The problem shown in the image asks to find the equation of a line in standard form that passes through the point (-4, 2) and has a slope of $\frac{9}{2}$.

Solution Outline:

1. Use Point-Slope Form:
   The point-slope form of a line equation is: $y - y_1 = m(x - x_1)$ where $m$ is the slope, and $(x_1, y_1)$ is the point the line passes through.

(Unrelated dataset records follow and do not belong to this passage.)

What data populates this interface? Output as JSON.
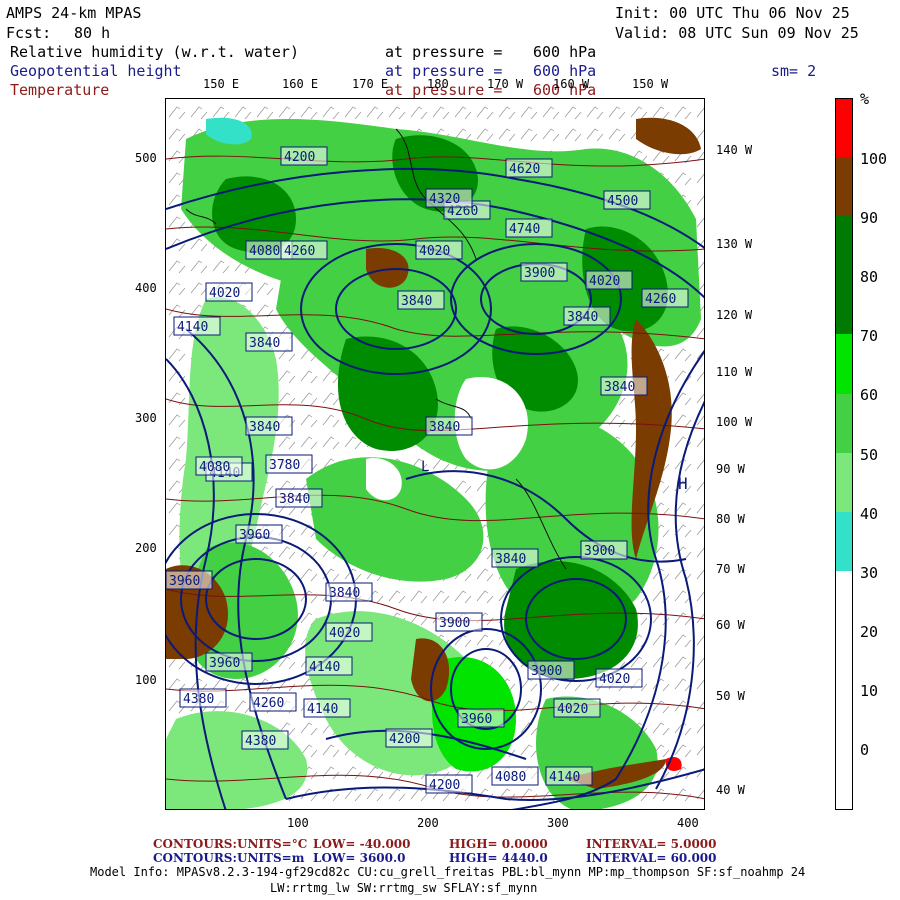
{
  "header": {
    "model": "AMPS 24-km MPAS",
    "fcst_label": "Fcst:",
    "fcst_value": "80 h",
    "init": "Init: 00 UTC Thu 06 Nov 25",
    "valid": "Valid: 08 UTC Sun 09 Nov 25",
    "fields": [
      {
        "name": "Relative humidity (w.r.t. water)",
        "pressure_label": "at pressure =",
        "pressure": "600 hPa",
        "color": "#000000"
      },
      {
        "name": "Geopotential height",
        "pressure_label": "at pressure =",
        "pressure": "600 hPa",
        "color": "#1a1a8c"
      },
      {
        "name": "Temperature",
        "pressure_label": "at pressure =",
        "pressure": "600 hPa",
        "color": "#8b1a1a"
      }
    ],
    "smoothing": "sm= 2"
  },
  "map": {
    "top_lon_labels": [
      "150 E",
      "160 E",
      "170 E",
      "180",
      "170 W",
      "160 W",
      "150 W"
    ],
    "right_lon_labels": [
      "140 W",
      "130 W",
      "120 W",
      "110 W",
      "100 W",
      "90 W",
      "80 W",
      "70 W",
      "60 W",
      "50 W",
      "40 W"
    ],
    "left_ticks": [
      "500",
      "400",
      "300",
      "200",
      "100"
    ],
    "bottom_ticks": [
      "100",
      "200",
      "300",
      "400"
    ],
    "height_labels": [
      "4620",
      "4260",
      "4740",
      "4500",
      "4080",
      "4020",
      "4020",
      "4260",
      "3900",
      "4020",
      "4140",
      "3840",
      "3840",
      "3840",
      "4260",
      "3840",
      "4140",
      "3840",
      "3840",
      "3960",
      "4080",
      "3780",
      "3840",
      "3840",
      "3900",
      "3960",
      "3840",
      "4020",
      "3900",
      "3960",
      "4140",
      "3900",
      "4020",
      "4380",
      "4260",
      "4140",
      "4380",
      "4200",
      "3960",
      "4020",
      "4080",
      "4140",
      "4200",
      "4320",
      "4200"
    ],
    "low_label": "L",
    "high_label": "H",
    "rh_colors": {
      "r0_10": "#ffffff",
      "r30_40": "#33e0c8",
      "r40_50": "#7ce87c",
      "r50_60": "#44d044",
      "r60_70": "#00e400",
      "r70_80": "#008c00",
      "r80_90": "#007a00",
      "r90_100": "#7a3c00",
      "r100": "#ff0000"
    },
    "contour_colors": {
      "height": "#0a1a7a",
      "temperature": "#7a1010"
    }
  },
  "colorbar": {
    "unit": "%",
    "labels": [
      "100",
      "90",
      "80",
      "70",
      "60",
      "50",
      "40",
      "30",
      "20",
      "10",
      "0"
    ],
    "segments": [
      "#ff0000",
      "#7a3c00",
      "#007a00",
      "#00b000",
      "#00e400",
      "#7ce87c",
      "#9cec9c",
      "#33e0c8",
      "#ffffff",
      "#ffffff",
      "#ffffff",
      "#ffffff"
    ]
  },
  "footer": {
    "temp_line": {
      "contours": "CONTOURS:",
      "units": "UNITS=°C",
      "low": "LOW= -40.000",
      "high": "HIGH= 0.0000",
      "interval": "INTERVAL= 5.0000",
      "color": "#8b1a1a"
    },
    "height_line": {
      "contours": "CONTOURS:",
      "units": "UNITS=m",
      "low": "LOW= 3600.0",
      "high": "HIGH= 4440.0",
      "interval": "INTERVAL= 60.000",
      "color": "#1a1a8c"
    },
    "model_info_1": "Model Info: MPASv8.2.3-194-gf29cd82c CU:cu_grell_freitas PBL:bl_mynn MP:mp_thompson SF:sf_noahmp 24",
    "model_info_2": "LW:rrtmg_lw SW:rrtmg_sw SFLAY:sf_mynn"
  }
}
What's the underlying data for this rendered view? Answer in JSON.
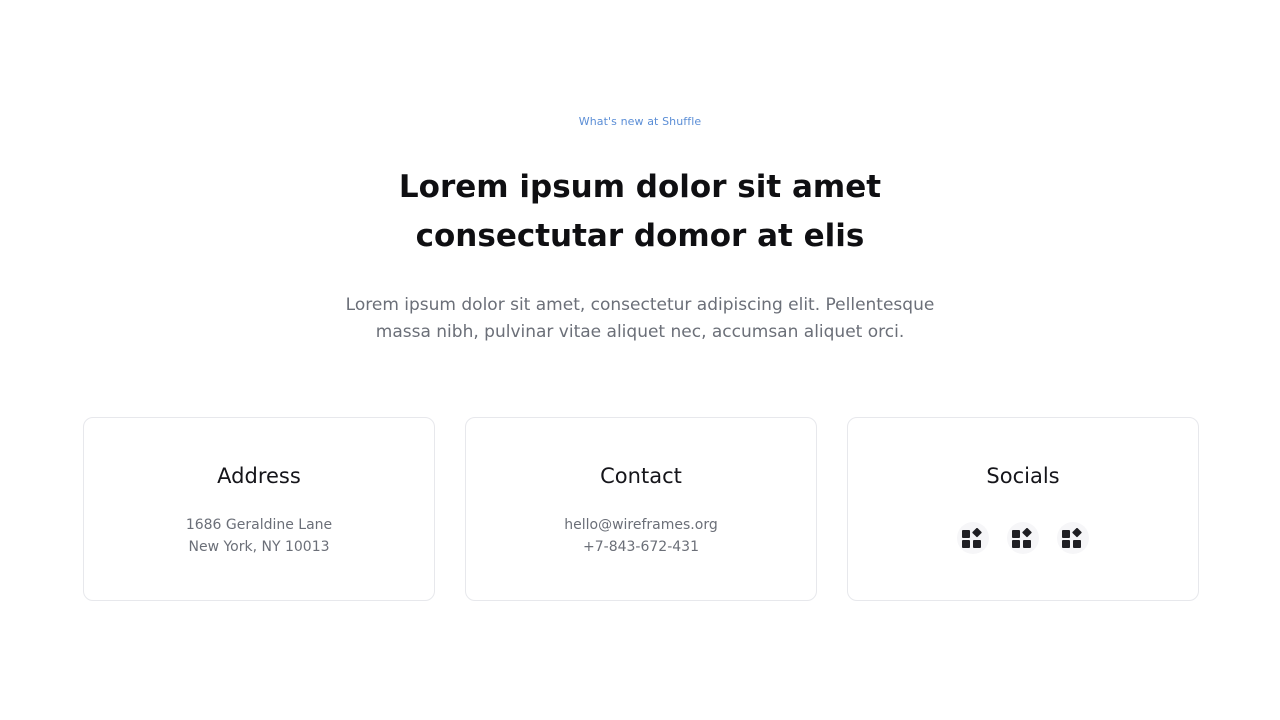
{
  "hero": {
    "eyebrow": "What's new at Shuffle",
    "title_line1": "Lorem ipsum dolor sit amet",
    "title_line2": "consectutar domor at elis",
    "lead_line1": "Lorem ipsum dolor sit amet, consectetur adipiscing elit. Pellentesque",
    "lead_line2": "massa nibh, pulvinar vitae aliquet nec, accumsan aliquet orci."
  },
  "cards": {
    "address": {
      "title": "Address",
      "line1": "1686 Geraldine Lane",
      "line2": "New York, NY 10013"
    },
    "contact": {
      "title": "Contact",
      "email": "hello@wireframes.org",
      "phone": "+7-843-672-431"
    },
    "socials": {
      "title": "Socials",
      "icons": [
        "app-grid-icon",
        "app-grid-icon",
        "app-grid-icon"
      ]
    }
  },
  "colors": {
    "accent": "#5b8ed6",
    "heading": "#0f0f12",
    "body_text": "#6b6f78",
    "card_border": "#e7e8ec"
  }
}
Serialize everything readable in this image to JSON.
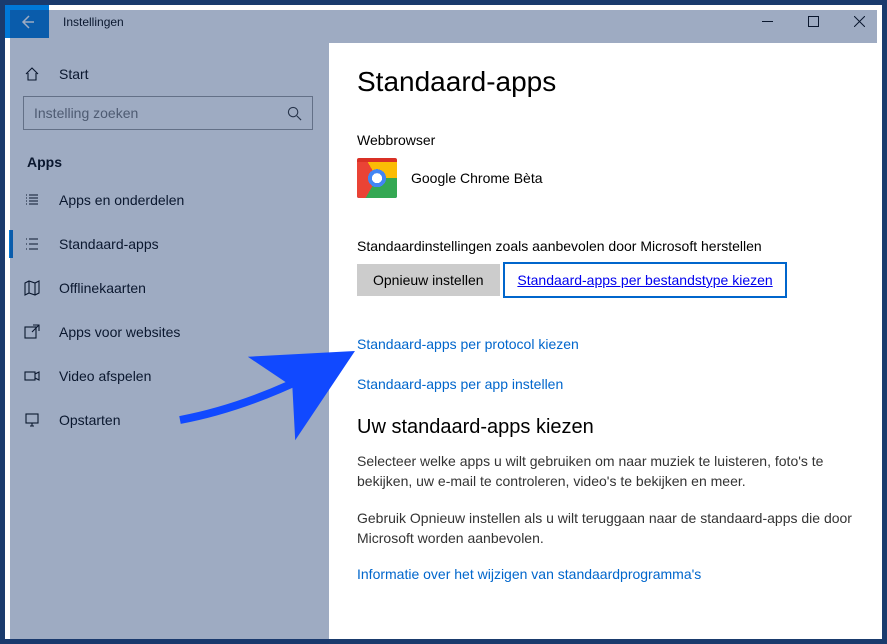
{
  "titlebar": {
    "app_title": "Instellingen"
  },
  "sidebar": {
    "home_label": "Start",
    "search_placeholder": "Instelling zoeken",
    "section": "Apps",
    "items": [
      {
        "label": "Apps en onderdelen"
      },
      {
        "label": "Standaard-apps"
      },
      {
        "label": "Offlinekaarten"
      },
      {
        "label": "Apps voor websites"
      },
      {
        "label": "Video afspelen"
      },
      {
        "label": "Opstarten"
      }
    ],
    "active_index": 1
  },
  "main": {
    "heading": "Standaard-apps",
    "browser_label": "Webbrowser",
    "browser_app": "Google Chrome Bèta",
    "restore_text": "Standaardinstellingen zoals aanbevolen door Microsoft herstellen",
    "reset_button": "Opnieuw instellen",
    "links": {
      "by_filetype": "Standaard-apps per bestandstype kiezen",
      "by_protocol": "Standaard-apps per protocol kiezen",
      "by_app": "Standaard-apps per app instellen"
    },
    "choose_heading": "Uw standaard-apps kiezen",
    "choose_para1": "Selecteer welke apps u wilt gebruiken om naar muziek te luisteren, foto's te bekijken, uw e-mail te controleren, video's te bekijken en meer.",
    "choose_para2": "Gebruik Opnieuw instellen als u wilt teruggaan naar de standaard-apps die door Microsoft worden aanbevolen.",
    "info_link": "Informatie over het wijzigen van standaardprogramma's"
  }
}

   Plug in $m = \frac{9}{2}$ and the point $(-4, 2)$: $y - 2 = \frac{9}{2}(x + 4)$

2. Simplify the Equation: $y - 2 = \frac{9}{2}(x + 4)$ Multiply out: $y - 2 = \frac{9}{2}x + 18$ Add 2 to both sides: $y = \frac{9}{2}x + 20$

3. Convert to Standard Form:
   To get the equation in standard form $Ax + By = C$, clear the fraction by multiplying through by 2: $2y = 9x + 40$ Rearrange to get all terms on one side: $9x - 2y = -40$

4. Compare to Answer Choices:
   The equation in standard form is $9x - 2y = -40$, which matches choice C.

Thus, the correct answer is C.

Do you have any questions, or would you like more details?

Here are 5 related questions:

1. How do you convert point-slope form to slope-intercept form?
2. How do you find the equation of a line given two points?
3. What is the general form of a linear equation?
4. How do you interpret the slope and y-intercept of a linear equation?
5. How do you verify if a point lies on a line given its equation?

Tip: Always double-check the sign of each term when converting between forms of linear equations!